3. Create Federated Identity Credential referencing the AKS cluster's oidc_issuer_url and the User Assigned Identity.
4. Observe failure.

Important Factoids

No response

References

No response

[sinbai]

@MrDrMcCoy thanks for opening this issue. Could you provide the actual value of "each.value.oidc_issuer_url" passed to terraform to help troubleshoot when the above error occurs?

[MrDrMcCoy]

@sinbai A wise man once told me that by asking the right questions, you're already most of the way to your answer.

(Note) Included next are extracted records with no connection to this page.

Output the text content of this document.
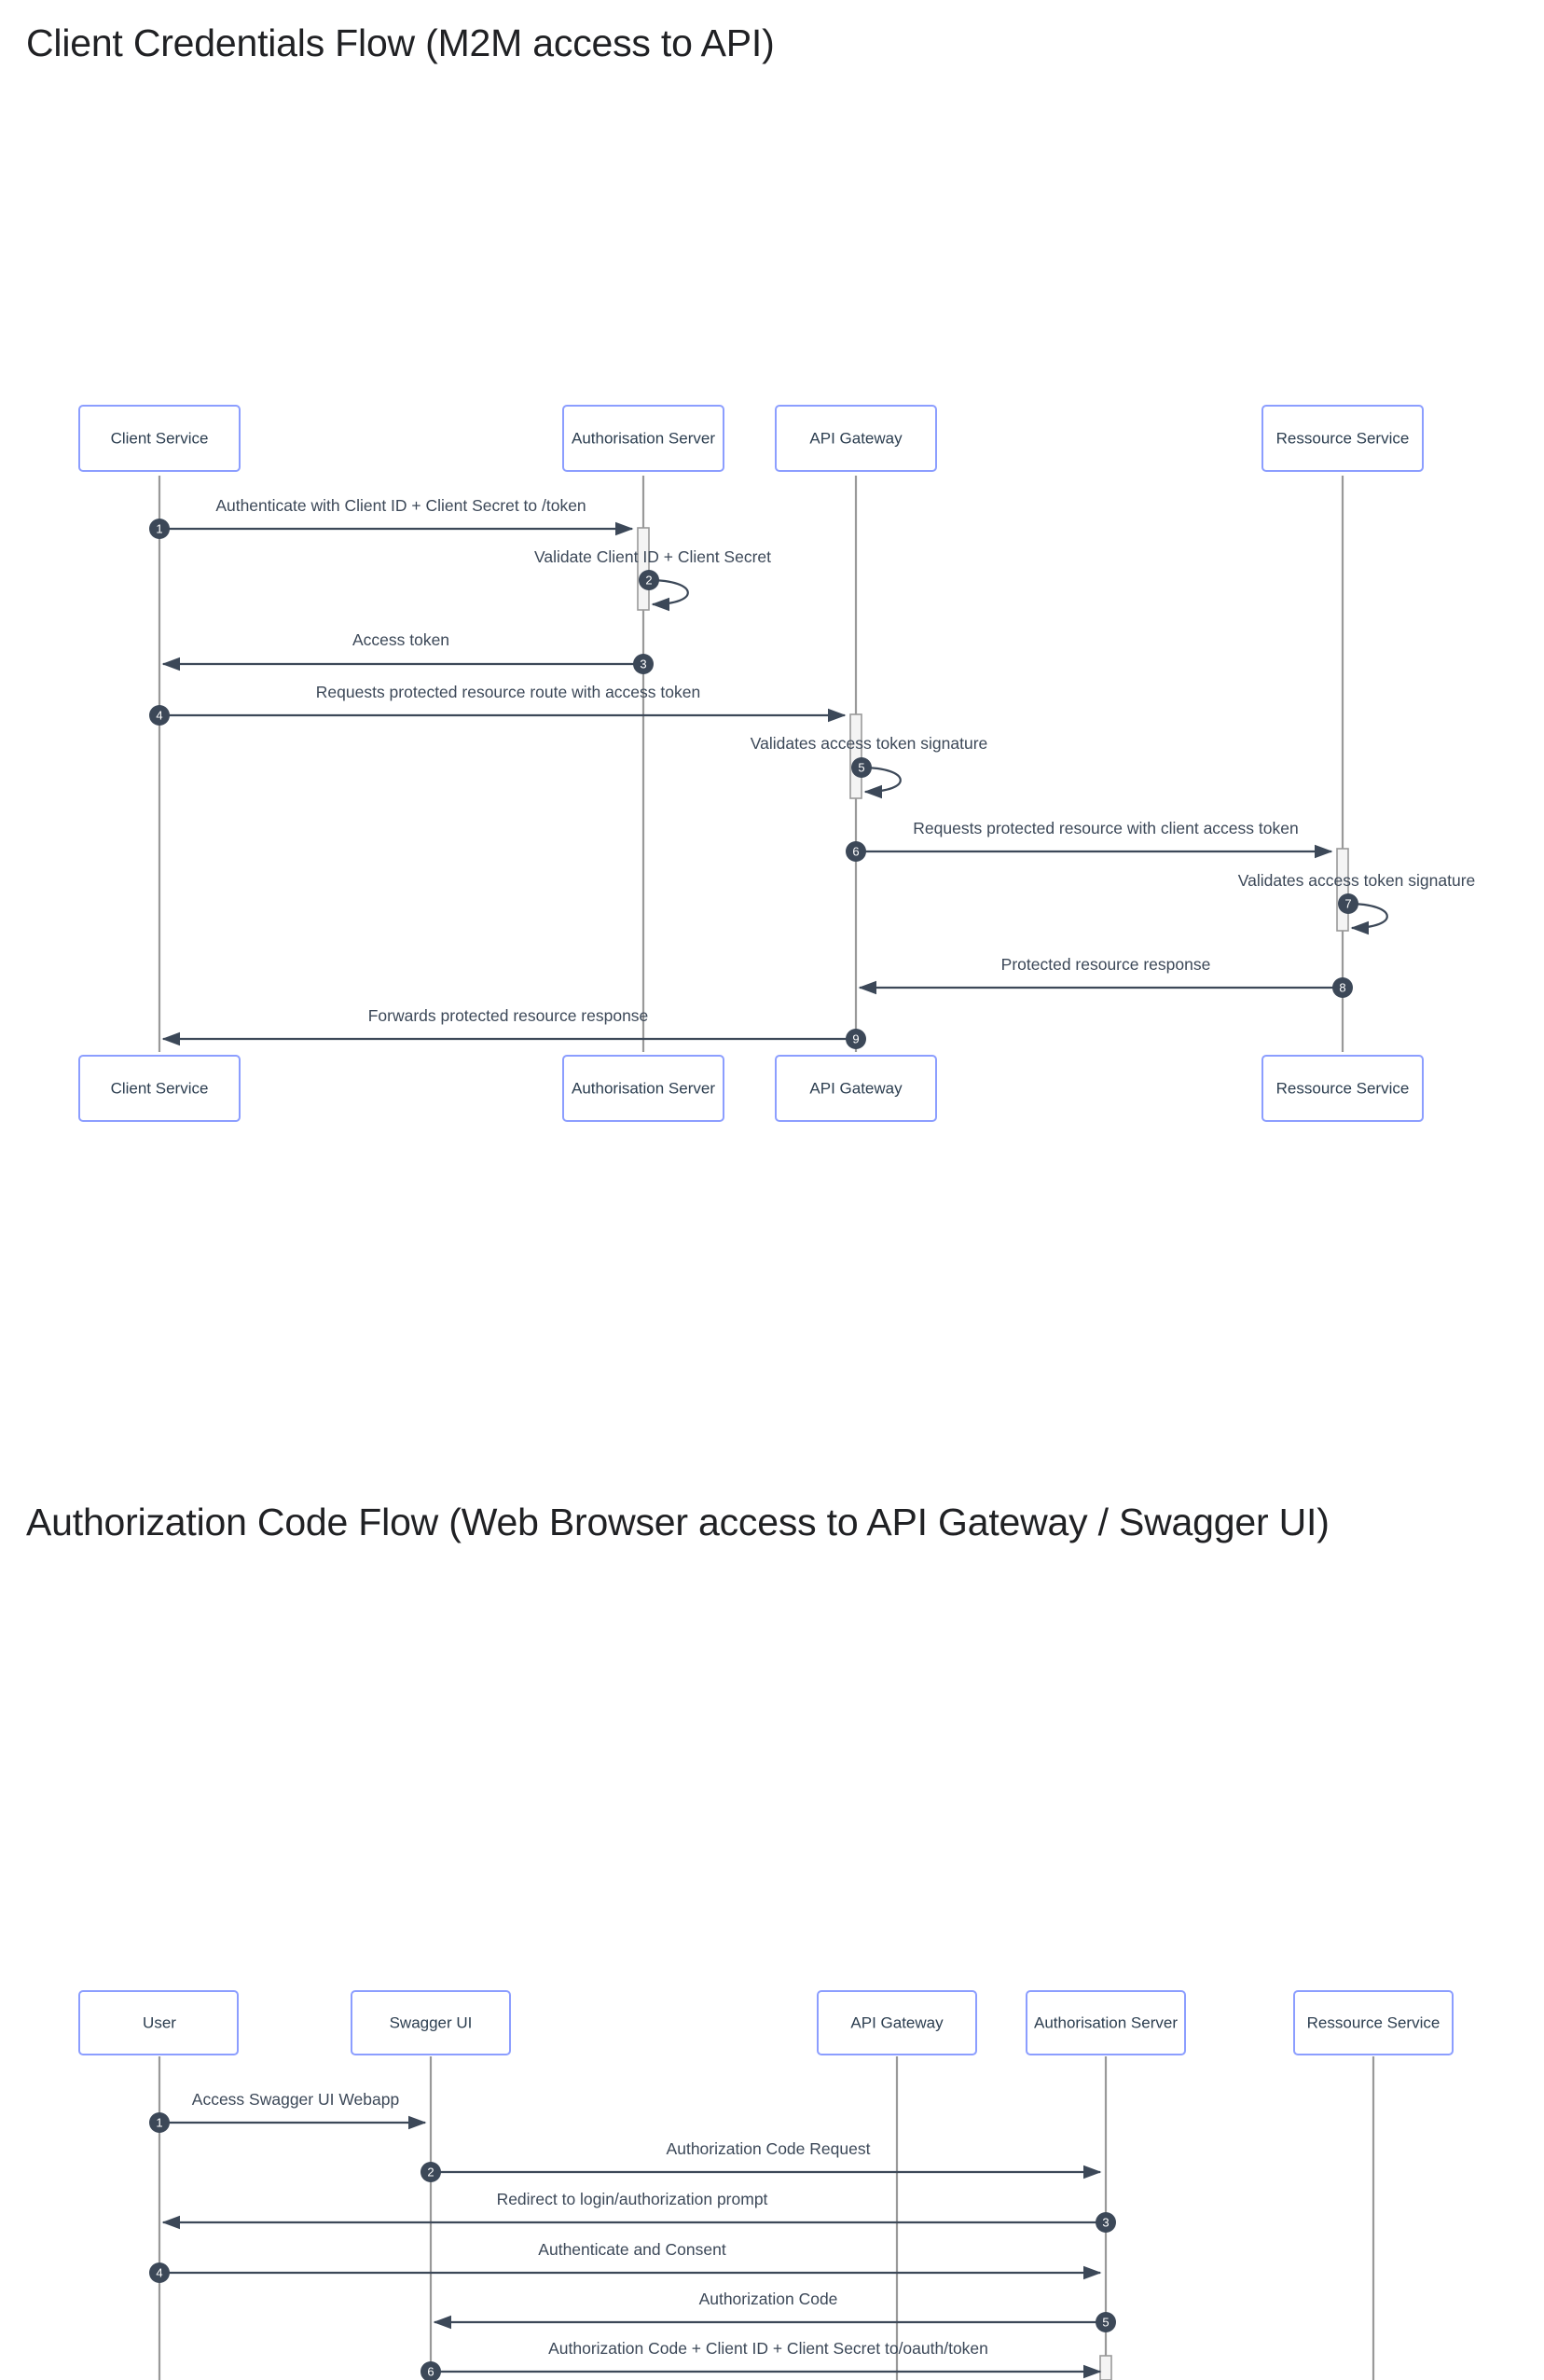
Client Credentials Flow (M2M access to API)
Client Service	Authorisation Server	API Gateway	Ressource Service
Authenticate with Client ID + Client Secret to /token
1
Validate Client ID + Client Secret
2
Access token
3
Requests protected resource route with access token
4
Validates access token signature
5
Requests protected resource with client access token
6
Validates access token signature
7
Protected resource response
8
Forwards protected resource response
9
Client Service	Authorisation Server	API Gateway	Ressource Service
Authorization Code Flow (Web Browser access to API Gateway / Swagger UI)
User	Swagger UI	API Gateway	Authorisation Server	Ressource Service
Access Swagger UI Webapp
1
Authorization Code Request
2
Redirect to login/authorization prompt
3
Authenticate and Consent
4
Authorization Code
5
Authorization Code + Client ID + Client Secret to/oauth/token
6
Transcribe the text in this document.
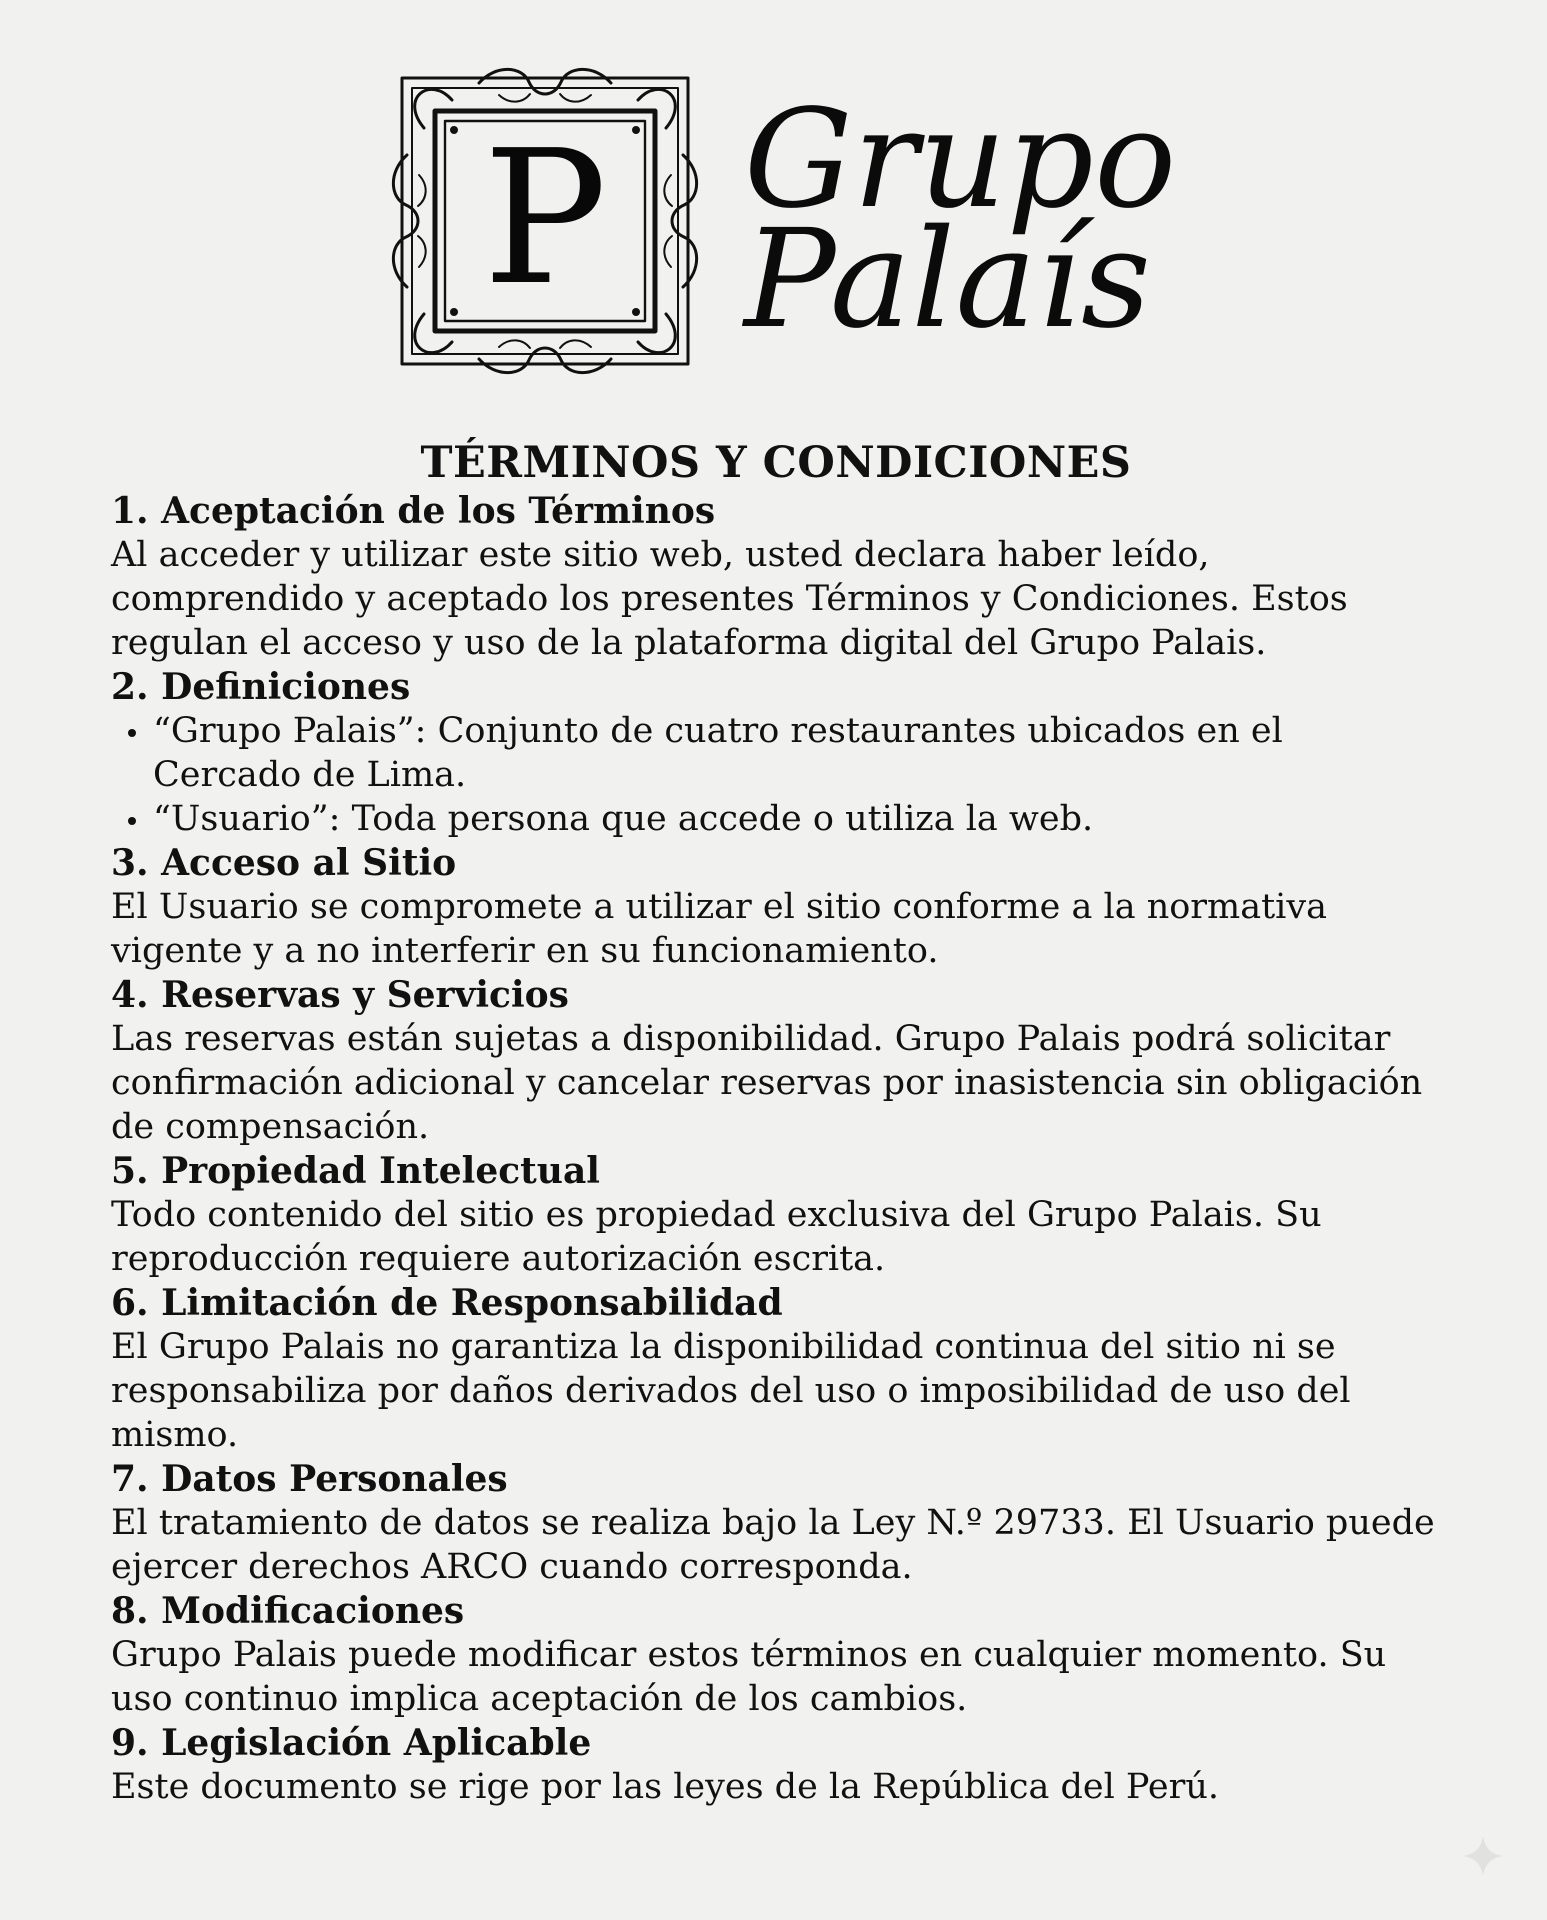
P Grupo
Palaís
TÉRMINOS Y CONDICIONES
1. Aceptación de los Términos

Al acceder y utilizar este sitio web, usted declara haber leído, comprendido y aceptado los presentes Términos y Condiciones. Estos regulan el acceso y uso de la plataforma digital del Grupo Palais.

2. Definiciones
“Grupo Palais”: Conjunto de cuatro restaurantes ubicados en el Cercado de Lima.
“Usuario”: Toda persona que accede o utiliza la web.
3. Acceso al Sitio

El Usuario se compromete a utilizar el sitio conforme a la normativa vigente y a no interferir en su funcionamiento.

4. Reservas y Servicios

Las reservas están sujetas a disponibilidad. Grupo Palais podrá solicitar confirmación adicional y cancelar reservas por inasistencia sin obligación de compensación.

5. Propiedad Intelectual

Todo contenido del sitio es propiedad exclusiva del Grupo Palais. Su reproducción requiere autorización escrita.

6. Limitación de Responsabilidad

El Grupo Palais no garantiza la disponibilidad continua del sitio ni se responsabiliza por daños derivados del uso o imposibilidad de uso del mismo.

7. Datos Personales

El tratamiento de datos se realiza bajo la Ley N.º 29733. El Usuario puede ejercer derechos ARCO cuando corresponda.

8. Modificaciones

Grupo Palais puede modificar estos términos en cualquier momento. Su uso continuo implica aceptación de los cambios.

9. Legislación Aplicable

Este documento se rige por las leyes de la República del Perú.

We have our Terraform split into multiple states. There's an "infra" state, managing common resources like AKS clusters, and various "tenant" states that manages individual deployments on that infrastructure. The tenant state uses the terraform_remote_state data source to reference resources in the infra state.

The AKS cluster in the infra state has the following: module.az_resource_group["dev2"].azurerm_kubernetes_cluster_anark["centralus"].oidc_issuer_url = "https://centralus.oic.prod-aks.azure.com/<redacted>/<redacted>/"

The tenant state, even after running terraform refresh, has this: data.terraform_remote_state.infra.outputs.az_resource_groups[var.resource_group].azurerm_kubernetes_cluster_anark["centralus"].oidc_issuer_url = ""

So it would seem that this isn't really an issue with the azurerm provider, but rather an issue with Terraform itself refusing to pull the latest remote state data. Would you happen to know any tricks for forcing this to update properly?

[github-actions[bot]]

I'm going to lock this issue because it has been closed for 30 days ⏳. This helps our maintainers find and focus on the active issues. If you have found a problem that seems similar to this, please open a new issue and complete the issue template so we can capture all the details necessary to investigate further.